The most important subsidies to the industry do not involve cash payments. Rather, they shift construction-cost and operating risks from investors to taxpayers and ratepayers, burdening taxpayers with an array of risks ranging from cost overruns and defaults to accidents and nuclear waste management. This approach, which has remained remarkably consistent throughout the industry’s history, distorts market choices that would otherwise favor less risky investments. Although it may not involve direct cash payments, such favored treatment is nevertheless a subsidy, with a profound effect on the bottom line for the industry and taxpayers alike.
Future choices about U.S. energy policy should be made with a full understanding of the hidden taxpayer costs now embedded in nuclear power. To accomplish this goal, we offer the following recommendations:
- Reduce, not expand, subsidies to the nuclear power industry. Federal involvement in energy markets should instead focus on encouraging firms involved in nuclear power—some of the largest corporations in the world—to create new models for internal risk pooling and to develop advanced power contracts that enable high-risk projects to move forward without additional taxpayer risk.

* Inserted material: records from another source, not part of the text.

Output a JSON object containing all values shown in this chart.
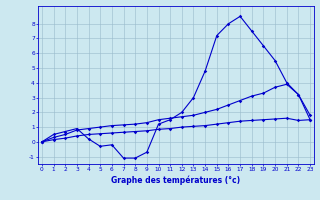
{
  "xlabel": "Graphe des températures (°c)",
  "x_values": [
    0,
    1,
    2,
    3,
    4,
    5,
    6,
    7,
    8,
    9,
    10,
    11,
    12,
    13,
    14,
    15,
    16,
    17,
    18,
    19,
    20,
    21,
    22,
    23
  ],
  "line1": [
    0.0,
    0.5,
    0.7,
    0.9,
    0.2,
    -0.3,
    -0.2,
    -1.1,
    -1.1,
    -0.7,
    1.2,
    1.5,
    2.0,
    3.0,
    4.8,
    7.2,
    8.0,
    8.5,
    7.5,
    6.5,
    5.5,
    4.0,
    3.2,
    1.8
  ],
  "line2": [
    0.0,
    0.3,
    0.5,
    0.8,
    0.9,
    1.0,
    1.1,
    1.15,
    1.2,
    1.3,
    1.5,
    1.6,
    1.7,
    1.8,
    2.0,
    2.2,
    2.5,
    2.8,
    3.1,
    3.3,
    3.7,
    3.9,
    3.2,
    1.5
  ],
  "line3": [
    0.0,
    0.15,
    0.25,
    0.4,
    0.5,
    0.55,
    0.6,
    0.65,
    0.7,
    0.75,
    0.85,
    0.9,
    1.0,
    1.05,
    1.1,
    1.2,
    1.3,
    1.4,
    1.45,
    1.5,
    1.55,
    1.6,
    1.45,
    1.5
  ],
  "bg_color": "#cce8f0",
  "grid_color": "#99bbcc",
  "line_color": "#0000cc",
  "ylim": [
    -1.5,
    9.2
  ],
  "xlim": [
    -0.3,
    23.3
  ],
  "yticks": [
    -1,
    0,
    1,
    2,
    3,
    4,
    5,
    6,
    7,
    8
  ],
  "marker": "D",
  "marker_size": 1.8,
  "linewidth": 0.8,
  "tick_fontsize": 4.2,
  "xlabel_fontsize": 5.5
}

- Award subsidies to low-carbon energy sources on the basis of a competitive bidding process across all competing technologies. Subsidies should be awarded to those approaches able to achieve emissions reductions at the lowest possible cost per unit of abatement—not on the basis of congressional earmarks for specific types of energy.
- Modernize liability systems for nuclear power. Liability systems should reflect current options in risk syndication, more robust requirements for the private sector, and more extensive testing of the current rules for excess risk concentration and counterparty risks. These steps are necessary to ensure coverage will actually be available when needed, and to send more accurate risk-related price signals to investors and power consumers.

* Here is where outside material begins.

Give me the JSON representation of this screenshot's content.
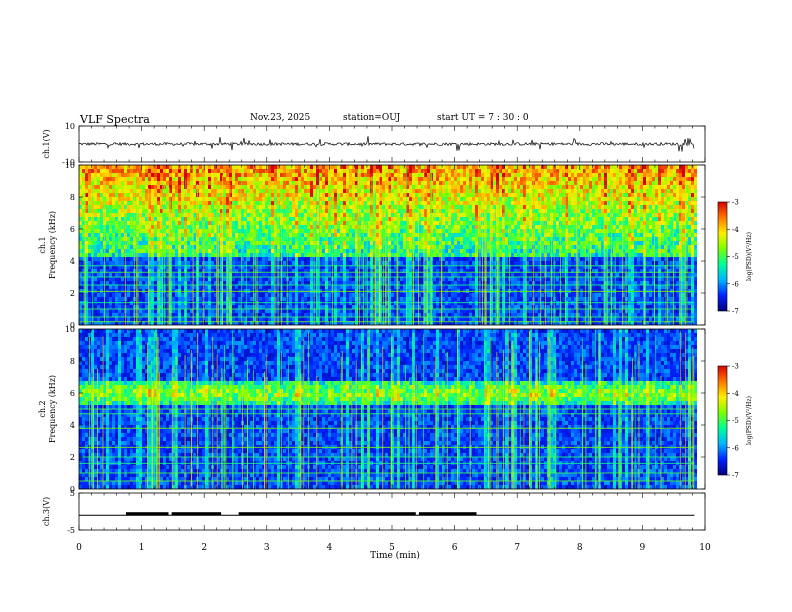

- Establish proper regulation and fee structures for uranium mining. Policy reforms are needed to eliminate outdated tax subsidies, adopt market-level royalties for uranium mines on public lands, and establish more appropriate bonding regimes for land reclamation.

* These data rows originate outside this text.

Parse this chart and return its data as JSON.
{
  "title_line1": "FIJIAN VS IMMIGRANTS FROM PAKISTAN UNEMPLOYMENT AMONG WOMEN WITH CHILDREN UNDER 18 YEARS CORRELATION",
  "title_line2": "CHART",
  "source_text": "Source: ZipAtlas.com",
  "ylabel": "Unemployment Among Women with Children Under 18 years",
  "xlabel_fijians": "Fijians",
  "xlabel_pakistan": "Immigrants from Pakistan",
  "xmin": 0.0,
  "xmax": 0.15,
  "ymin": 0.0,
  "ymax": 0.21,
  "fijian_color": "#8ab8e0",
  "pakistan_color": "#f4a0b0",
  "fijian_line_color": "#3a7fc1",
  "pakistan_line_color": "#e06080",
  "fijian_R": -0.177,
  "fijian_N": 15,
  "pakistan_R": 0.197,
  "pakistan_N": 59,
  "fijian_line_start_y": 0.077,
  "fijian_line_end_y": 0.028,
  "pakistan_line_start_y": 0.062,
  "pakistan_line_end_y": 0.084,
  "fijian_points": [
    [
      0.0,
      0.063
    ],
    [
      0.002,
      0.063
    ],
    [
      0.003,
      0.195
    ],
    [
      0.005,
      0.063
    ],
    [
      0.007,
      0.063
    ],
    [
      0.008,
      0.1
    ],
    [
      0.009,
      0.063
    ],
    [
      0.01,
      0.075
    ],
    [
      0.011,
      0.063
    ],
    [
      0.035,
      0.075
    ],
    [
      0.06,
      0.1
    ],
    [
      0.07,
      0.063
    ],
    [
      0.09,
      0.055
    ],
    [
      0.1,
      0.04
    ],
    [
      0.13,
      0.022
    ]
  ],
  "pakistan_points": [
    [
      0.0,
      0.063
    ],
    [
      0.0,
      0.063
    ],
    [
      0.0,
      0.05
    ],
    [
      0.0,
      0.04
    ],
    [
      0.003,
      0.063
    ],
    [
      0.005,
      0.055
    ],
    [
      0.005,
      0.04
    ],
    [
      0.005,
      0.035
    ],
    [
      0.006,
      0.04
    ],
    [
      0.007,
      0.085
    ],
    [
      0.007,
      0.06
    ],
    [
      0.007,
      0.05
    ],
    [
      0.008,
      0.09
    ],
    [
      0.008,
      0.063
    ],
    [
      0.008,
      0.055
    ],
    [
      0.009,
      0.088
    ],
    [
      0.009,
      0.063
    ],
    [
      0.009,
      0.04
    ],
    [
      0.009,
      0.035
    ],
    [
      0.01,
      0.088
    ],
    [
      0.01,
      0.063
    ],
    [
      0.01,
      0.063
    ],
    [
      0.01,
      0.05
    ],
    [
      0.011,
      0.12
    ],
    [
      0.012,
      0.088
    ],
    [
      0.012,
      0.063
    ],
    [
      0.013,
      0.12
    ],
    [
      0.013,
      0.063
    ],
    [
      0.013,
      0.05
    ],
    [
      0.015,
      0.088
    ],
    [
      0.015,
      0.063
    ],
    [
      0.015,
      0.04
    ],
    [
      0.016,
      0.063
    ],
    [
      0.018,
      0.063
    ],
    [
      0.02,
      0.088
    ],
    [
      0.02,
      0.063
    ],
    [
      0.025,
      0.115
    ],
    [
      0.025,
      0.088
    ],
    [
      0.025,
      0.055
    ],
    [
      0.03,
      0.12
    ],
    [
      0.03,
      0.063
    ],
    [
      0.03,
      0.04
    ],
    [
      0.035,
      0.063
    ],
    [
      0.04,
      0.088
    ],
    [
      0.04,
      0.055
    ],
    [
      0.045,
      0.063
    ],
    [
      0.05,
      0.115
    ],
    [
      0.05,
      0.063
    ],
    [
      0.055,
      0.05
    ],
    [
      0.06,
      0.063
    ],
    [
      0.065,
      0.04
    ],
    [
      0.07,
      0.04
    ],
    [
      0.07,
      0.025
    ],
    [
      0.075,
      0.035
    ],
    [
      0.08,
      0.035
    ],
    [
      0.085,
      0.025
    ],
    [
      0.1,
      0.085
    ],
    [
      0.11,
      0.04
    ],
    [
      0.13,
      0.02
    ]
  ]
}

- Adopt a more market-oriented approach to financing the Nuclear Waste Repository. The government should require sizeable waste management deposits by the industry, a repository fee structure that earns a return on investment at least comparable to other large utility projects,and more equitable sharing of financial risks if additional delays occur.
- Incorporate water pricing to allocate limited resources among competing demands, and integrate associated damages from large withdrawals. The government should establish appropriate benchmarks for setting water prices that will be paid by utilities and other consumers, using a strategy that incorporates ecosystem damage as well as consumption-based charges.
- Repeal decommissioning tax breaks and ensure greater transparency of nuclear decommissioning trusts (NDTs). Eliminating existing tax breaks for NDTs would put nuclear power on a similar footing with other energy sources. More detailed and timely information on NDT funding and performance should be collected and publicized by the NRC.
- Ensure that publicly owned utilities adopt appropriate risk assessment and asset management procedures. POUs and relevant state regulatory agencies should review their internal procedures to be sure the financial and delivery risks of nuclear investments are appropriately compared with other options.
- Roll back state constructionwork-in-progress allowances and protect ratepayers against cost overruns by establishing clear limits on customer exposure. States should also establish a refund mechanismfor instances in which plant construction is cancelled after it has already begun.
- Nuclear power should not be eligible for inclusion in a renewable portfolio standard. Nuclear power is an established, mature technology with a long history of government support. Furthermore, nuclear plants are unique in their potential to cause catastrophic damage (due to accidents, sabotage, or terrorism); to produce very long-lived radioactive wastes; and to exacerbate nuclear proliferation.
- Evaluate proliferation and terrorism as an externality of nuclear power. The costs of preventing nuclear proliferation and terrorism should be recognized as negative externalities of civilian nuclear power, thoroughly evaluated, and integrated into economic assessments—just as global warming emissions are increasingly identified as a cost in the economics of coal-fired electricity.
- Credit support for the nuclear fuel cycle via export credit agencies should explicitly integrate proliferation risks and require project-based credit screening. Such support should require higher interest rates than those extended to other, less risky power projects, and include conditions on fuel-cycle investments to ensure the lending does not contribute to proliferation risks in the recipient country.